Book 28 - Asterix and the Magic Carpet
The story. Asterix, Obelix, and Cacofonix are flying on a magic carpet towards India, where the bard will make it rain with his awful voice. Along the way they come across the pirates. For once, the captain is able to negotiate a settlement that avoids his ship being sunk, but little does he know that one of his crew has taken matters into his own hands.
Professor Ibrox explains:
"The joke looks simple enough - the captain uses the word 'sick' and Pegleg's next word is 'sic'. But there's much more to it, aha, beneath the surface.
"Not so long before, the pirates had been celebrating a great season of pirating. Then Asterix and friends had reduced their worldly possessions to one sestertius. Quickly followed by them scuttling themselves. Now that we know that, let's get into the Latin.
"As we learned in Asterix and Son, sic means thus. The whole phrase, Sic transit gloria mundi means 'Thus passes the glory of the world.' It might have been said during some Roman triumphs (you know, where a slave whispers into the ear of the conquering hero that he's mortal), but it's most famous for being part of the coronations of popes and heads of FIFA.
"The point of yelling the phrase at the new pope is to let him know that while he's on top now, it won't last. Pegleg is saying, 'we were on top 10 panels ago and it didn't last.' And let that be a lesson to Glasgow Celtic! The Rangers will return! Sic transit gloria mundi, bitches!"
The story. Just as his big moment arrives and Cacofonix is about to drench the parched land, his voice dries up. The Rajah sends his best doctors to spitball a solution.
Professor Ibrox explains:
"The ducktors quack out some diagnoses. See what I did there? The first one suggests Cacofonix is suffering from Paranoia Vulgaris - vulgaris means common. I don't have enough medical training to know if there's such a thing as 'common paranoia'. He says he'll demonstrate it ad nauseum, meaning until Cacofonix is sick.

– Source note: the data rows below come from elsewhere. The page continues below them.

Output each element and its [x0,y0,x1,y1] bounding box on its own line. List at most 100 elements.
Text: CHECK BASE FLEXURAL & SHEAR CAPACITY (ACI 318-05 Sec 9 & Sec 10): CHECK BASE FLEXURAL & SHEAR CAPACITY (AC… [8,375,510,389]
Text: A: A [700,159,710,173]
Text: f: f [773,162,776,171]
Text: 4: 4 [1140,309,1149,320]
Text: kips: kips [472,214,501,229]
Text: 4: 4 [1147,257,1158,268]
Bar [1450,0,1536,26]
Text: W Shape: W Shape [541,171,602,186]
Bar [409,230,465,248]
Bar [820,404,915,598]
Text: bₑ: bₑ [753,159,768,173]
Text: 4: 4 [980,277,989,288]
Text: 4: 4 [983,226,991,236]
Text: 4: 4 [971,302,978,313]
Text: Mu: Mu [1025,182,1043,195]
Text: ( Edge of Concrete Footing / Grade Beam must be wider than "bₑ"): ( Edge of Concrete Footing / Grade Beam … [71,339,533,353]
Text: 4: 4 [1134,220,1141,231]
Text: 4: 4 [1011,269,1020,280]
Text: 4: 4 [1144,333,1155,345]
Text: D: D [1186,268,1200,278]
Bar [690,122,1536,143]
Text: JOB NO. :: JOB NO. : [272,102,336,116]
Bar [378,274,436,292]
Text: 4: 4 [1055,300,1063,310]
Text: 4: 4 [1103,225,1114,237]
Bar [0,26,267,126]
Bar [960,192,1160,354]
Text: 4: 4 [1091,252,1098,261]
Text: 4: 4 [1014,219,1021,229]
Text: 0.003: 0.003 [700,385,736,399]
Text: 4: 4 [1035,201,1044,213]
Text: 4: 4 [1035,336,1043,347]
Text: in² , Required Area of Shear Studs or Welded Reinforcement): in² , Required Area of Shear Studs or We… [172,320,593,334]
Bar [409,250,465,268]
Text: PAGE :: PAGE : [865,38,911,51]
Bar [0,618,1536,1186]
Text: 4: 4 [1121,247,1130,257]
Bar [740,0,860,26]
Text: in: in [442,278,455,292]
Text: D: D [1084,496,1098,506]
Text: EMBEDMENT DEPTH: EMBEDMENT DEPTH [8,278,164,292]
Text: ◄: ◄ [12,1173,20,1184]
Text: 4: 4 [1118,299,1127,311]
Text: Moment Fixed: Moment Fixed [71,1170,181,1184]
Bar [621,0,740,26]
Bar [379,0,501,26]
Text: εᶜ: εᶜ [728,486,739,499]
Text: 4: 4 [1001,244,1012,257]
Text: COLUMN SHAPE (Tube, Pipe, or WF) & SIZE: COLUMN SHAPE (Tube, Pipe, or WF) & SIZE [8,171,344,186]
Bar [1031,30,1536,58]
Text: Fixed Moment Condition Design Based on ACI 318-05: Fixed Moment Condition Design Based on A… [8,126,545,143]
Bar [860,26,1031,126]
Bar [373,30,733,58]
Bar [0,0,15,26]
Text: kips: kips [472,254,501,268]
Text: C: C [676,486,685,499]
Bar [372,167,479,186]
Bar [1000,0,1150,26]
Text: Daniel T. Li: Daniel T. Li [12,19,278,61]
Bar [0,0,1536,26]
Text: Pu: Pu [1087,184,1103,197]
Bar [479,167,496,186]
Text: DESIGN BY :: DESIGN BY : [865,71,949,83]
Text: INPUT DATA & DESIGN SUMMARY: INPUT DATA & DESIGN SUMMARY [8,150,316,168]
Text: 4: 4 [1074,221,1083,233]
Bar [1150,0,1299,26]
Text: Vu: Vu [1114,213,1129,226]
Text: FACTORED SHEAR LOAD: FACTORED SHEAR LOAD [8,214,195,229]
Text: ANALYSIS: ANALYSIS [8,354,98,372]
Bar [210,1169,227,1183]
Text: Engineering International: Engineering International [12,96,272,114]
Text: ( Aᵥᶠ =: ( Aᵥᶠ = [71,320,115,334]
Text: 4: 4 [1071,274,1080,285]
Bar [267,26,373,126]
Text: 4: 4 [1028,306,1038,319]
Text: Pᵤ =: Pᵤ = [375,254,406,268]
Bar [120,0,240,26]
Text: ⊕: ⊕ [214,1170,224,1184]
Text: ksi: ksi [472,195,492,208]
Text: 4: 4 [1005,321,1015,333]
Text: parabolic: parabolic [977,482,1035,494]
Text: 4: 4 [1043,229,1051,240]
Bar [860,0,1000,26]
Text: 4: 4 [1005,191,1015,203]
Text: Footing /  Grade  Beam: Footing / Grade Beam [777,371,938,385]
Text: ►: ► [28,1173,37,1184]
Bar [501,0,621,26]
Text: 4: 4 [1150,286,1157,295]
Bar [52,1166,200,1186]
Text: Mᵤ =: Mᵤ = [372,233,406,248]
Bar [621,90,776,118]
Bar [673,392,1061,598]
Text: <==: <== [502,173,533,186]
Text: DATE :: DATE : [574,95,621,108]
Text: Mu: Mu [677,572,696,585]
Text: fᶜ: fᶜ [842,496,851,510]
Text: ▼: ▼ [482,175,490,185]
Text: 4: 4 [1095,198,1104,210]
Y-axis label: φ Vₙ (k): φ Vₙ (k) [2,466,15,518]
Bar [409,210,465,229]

In short, if he doesn't have paranoia now, he will soon.
"The next dude says Contraria contrariis curantur, which as you know means 'the opposites are cured by their opposites'. That's a relevant quote, since it was written by the father of medicine, Hippocrates. The opposite of 'opposites treating opposites' is 'like cures like', which is part of the batshit crazy lunacy we are required to name as 'homeopathy'. 'Opposite cures opposite,' while sounding negative, is actually the basis of modern medicine. Thanks, Hippocrates!
"Next up is a guy saying, Quot capita, tot sensus. I have chosen the following words as my translation: 'There are as many opinions as there are heads'. I've heard many, many variations on that phrase. A teacher at school told me 'if you ask 8 economists a question you'll get 9 answers.' A Polish guy once proudly told me, 'If you ask 5 Polish people a question you'll get 6 opinions.' And a neuroscientist once grinned that if you asked one person a question you'd get two answers - the brain's answer and the answer the brain thought it thought. I think he said that, I was somewhat tipsy.
"That quot capita phrase was in a play from an ancient Roman playwright called Terence, whose name always struck me as anachronistic. He was a freed slave and he wrote so beautifully that even though a lot of his stuff was flat out heretical, the Catholic church encouraged monks to make copies of his work since they enjoyed it so much - it helped them learn Latin faster and better.
"When the one doctor is telling the Rajah Cacofonix's prescription, he ends by saying Ita est. Translation: So it is/it is so/it so is. How would I use that in a sentence? Let me think... Ah!
"Is this the end of the article? Ita est!"